Brainless Amoeba
© Royal Society Open Science
Unless you've studied math to a pretty high level, you probably haven't heard of the Traveling Salesman Problem. That's a shame because it's one of the finest examples available to the question we've all asked at some point - "when will I ever need math in the real world?"

The Traveling Salesman Problem goes like this: Given a list of cities you have to visit, what is the shortest possible route you can take that gets you to every city and back home again?

Students who are assigned the problem in school or college often receive a simple version, planning a journey between, say, four cities. That's not too hard; there are only three possible routes you can take.
The Traveling Salesman Problem
© IFL ScienceCan you find all possible routes? If you think there are six, take them backwards to check for duplicates.
But if we double that number to eight cities, there are over 2,500 possible routes we can take - and all of them need to be checked if we want to be sure we've got the shortest one. It's an NP-hard problem, which means that as we add cities to the list, the amount of time - and pain inflicted on students who are assigned the problem - increases exponentially.

Well, now those students get to feel even worse. It turns out the problem is so easy, a single amoeba can do it.

A new study published this week in Royal Society Open Science has shown that a plasmodium, or "true slime mold" amoeba, is able to find near-optimal solutions to the Traveling Salesman Problem in linear time - meaning that adding more cities does not result in a huge increase in the amount of time our slimy friend takes to find an answer.


The researchers placed the amoeboid academic in a petri dish containing agar - one of the microbe's favorite snacks. To try to get at as much of the agar as possible, the amoeba would try to expand into the 64 narrow channels surrounding it, which had been labeled as the "cities" on the salesman's route.

But there was a catch. True slime mold amoebas hate light, so in order to guide the mini mathematician towards a solution, the researchers used a neural network model to illuminate certain channels. This meant they could stop the amoeba from visiting the same "city" twice, or direct it to the closer option of two it was visiting simultaneously.

At the moment, the single-celled scholar is no match for computers in terms of speed, but the method it uses to solve the problem is completely unexpected. Instead of processing feedback sequentially, it tackles the problem all at once, exploring the solution space with its amorphous, gel-filled body - a new and bafflingly reliable approach that the researchers think may hold the key to future analog computers.

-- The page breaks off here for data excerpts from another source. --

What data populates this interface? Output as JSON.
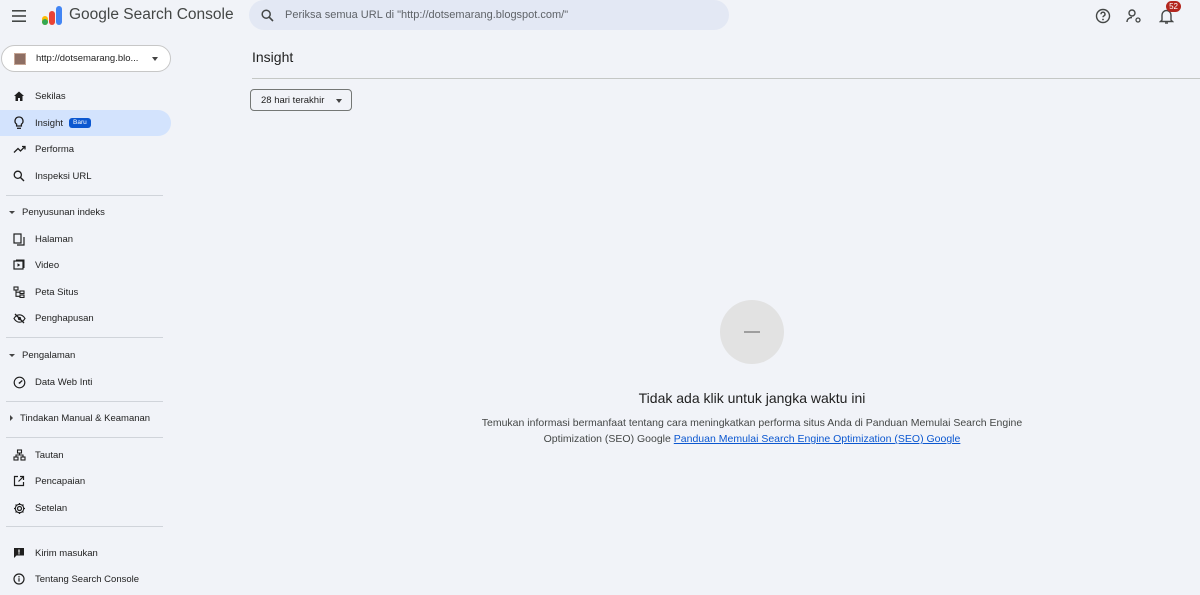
{
  "app": {
    "title": "Google Search Console"
  },
  "search": {
    "placeholder": "Periksa semua URL di \"http://dotsemarang.blogspot.com/\""
  },
  "notifications": {
    "count": "52"
  },
  "property": {
    "label": "http://dotsemarang.blo..."
  },
  "sidebar": {
    "items": [
      {
        "label": "Sekilas",
        "icon": "home-icon"
      },
      {
        "label": "Insight",
        "icon": "lightbulb-icon",
        "badge": "Baru",
        "active": true
      },
      {
        "label": "Performa",
        "icon": "trending-icon"
      },
      {
        "label": "Inspeksi URL",
        "icon": "search-icon"
      }
    ],
    "sections": [
      {
        "label": "Penyusunan indeks",
        "expanded": true,
        "items": [
          {
            "label": "Halaman",
            "icon": "pages-icon"
          },
          {
            "label": "Video",
            "icon": "video-icon"
          },
          {
            "label": "Peta Situs",
            "icon": "sitemap-icon"
          },
          {
            "label": "Penghapusan",
            "icon": "removal-icon"
          }
        ]
      },
      {
        "label": "Pengalaman",
        "expanded": true,
        "items": [
          {
            "label": "Data Web Inti",
            "icon": "speedometer-icon"
          }
        ]
      },
      {
        "label": "Tindakan Manual & Keamanan",
        "expanded": false,
        "items": []
      }
    ],
    "bottom_items": [
      {
        "label": "Tautan",
        "icon": "links-icon"
      },
      {
        "label": "Pencapaian",
        "icon": "achievements-icon"
      },
      {
        "label": "Setelan",
        "icon": "settings-icon"
      }
    ],
    "footer_items": [
      {
        "label": "Kirim masukan",
        "icon": "feedback-icon"
      },
      {
        "label": "Tentang Search Console",
        "icon": "info-icon"
      }
    ]
  },
  "main": {
    "title": "Insight",
    "date_filter": "28 hari terakhir",
    "empty": {
      "title": "Tidak ada klik untuk jangka waktu ini",
      "description": "Temukan informasi bermanfaat tentang cara meningkatkan performa situs Anda di Panduan Memulai Search Engine Optimization (SEO) Google",
      "link": "Panduan Memulai Search Engine Optimization (SEO) Google"
    }
  },
  "colors": {
    "accent": "#0b57d0",
    "active_bg": "#d3e3fd",
    "background": "#f1f3f8",
    "badge_red": "#b3261e"
  }
}
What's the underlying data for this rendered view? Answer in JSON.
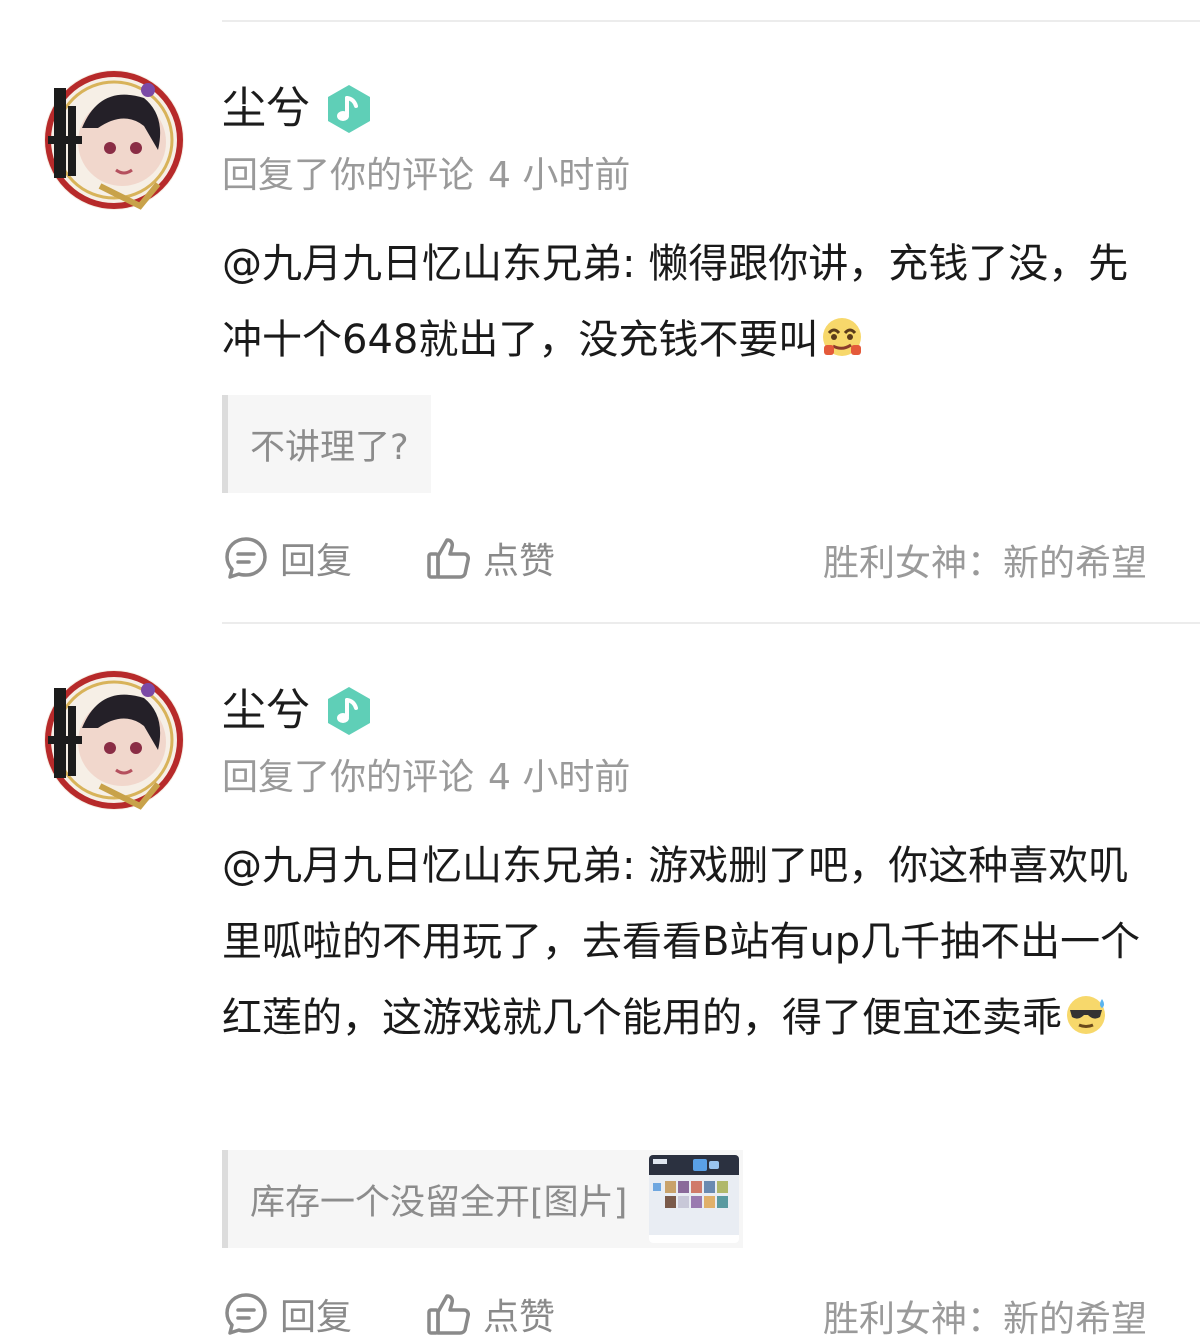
{
  "comments": [
    {
      "user": "尘兮",
      "badge_icon": "music-note-icon",
      "action_text": "回复了你的评论",
      "time": "4 小时前",
      "content": "@九月九日忆山东兄弟: 懒得跟你讲，充钱了没，先冲十个648就出了，没充钱不要叫",
      "content_emoji": "smug-face-emoji",
      "quoted_text": "不讲理了?",
      "reply_label": "回复",
      "like_label": "点赞",
      "source": "胜利女神：新的希望"
    },
    {
      "user": "尘兮",
      "badge_icon": "music-note-icon",
      "action_text": "回复了你的评论",
      "time": "4 小时前",
      "content": "@九月九日忆山东兄弟: 游戏删了吧，你这种喜欢叽里呱啦的不用玩了，去看看B站有up几千抽不出一个红莲的，这游戏就几个能用的，得了便宜还卖乖",
      "content_emoji": "sweat-sunglasses-emoji",
      "quoted_text": "库存一个没留全开[图片]",
      "reply_label": "回复",
      "like_label": "点赞",
      "source": "胜利女神：新的希望"
    }
  ],
  "colors": {
    "badge": "#5fcfb7",
    "text": "#1a1a1a",
    "secondary": "#9a9a9a",
    "divider": "#ececec"
  }
}
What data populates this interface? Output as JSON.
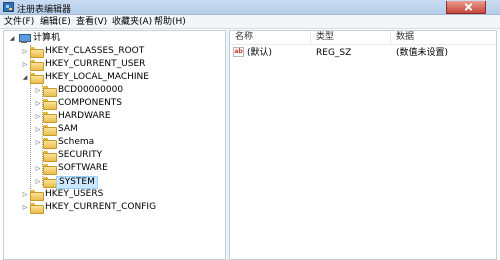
{
  "window": {
    "title": "注册表编辑器"
  },
  "menu": [
    {
      "label": "文件(F)"
    },
    {
      "label": "编辑(E)"
    },
    {
      "label": "查看(V)"
    },
    {
      "label": "收藏夹(A)"
    },
    {
      "label": "帮助(H)"
    }
  ],
  "tree": {
    "root": "计算机",
    "hives": [
      {
        "label": "HKEY_CLASSES_ROOT",
        "expanded": false
      },
      {
        "label": "HKEY_CURRENT_USER",
        "expanded": false
      },
      {
        "label": "HKEY_LOCAL_MACHINE",
        "expanded": true
      },
      {
        "label": "HKEY_USERS",
        "expanded": false
      },
      {
        "label": "HKEY_CURRENT_CONFIG",
        "expanded": false
      }
    ],
    "hklm_children": [
      {
        "label": "BCD00000000",
        "has_children": true
      },
      {
        "label": "COMPONENTS",
        "has_children": true
      },
      {
        "label": "HARDWARE",
        "has_children": true
      },
      {
        "label": "SAM",
        "has_children": true
      },
      {
        "label": "Schema",
        "has_children": true
      },
      {
        "label": "SECURITY",
        "has_children": false
      },
      {
        "label": "SOFTWARE",
        "has_children": true
      },
      {
        "label": "SYSTEM",
        "has_children": true,
        "selected": true
      }
    ]
  },
  "list": {
    "columns": [
      "名称",
      "类型",
      "数据"
    ],
    "rows": [
      {
        "icon": "ab",
        "name": "(默认)",
        "type": "REG_SZ",
        "data": "(数值未设置)"
      }
    ]
  }
}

"How the amoeba maintains the quality of the approximate solution, that is, the short route length, remains a mystery," explained lead researcher Masashi Aono in a statement. "Each of these branches is oscillating its volume with some temporal 'memory' on illuminated experiences. Groups of the branches perform synchronization and desynchronization for sharing information even though they are spatially distant."

This isn't the first time a slime mold amoeba has dazzled scientists with its capacity for brainless brilliance. Despite not having neurons, nerves, or even more than one cell to its name, these bizarre yellow lifeforms have been shown to learn and even teach other colonies what they "know".

In fact, curiously, this isn't even the first time it's tackled inter-city transport. An experiment in 2010 showed the slimy civil engineers reconstructing Tokyo's railway system - proving once again that even in the complexity of the modern world, we've still got a lot to learn from mother nature.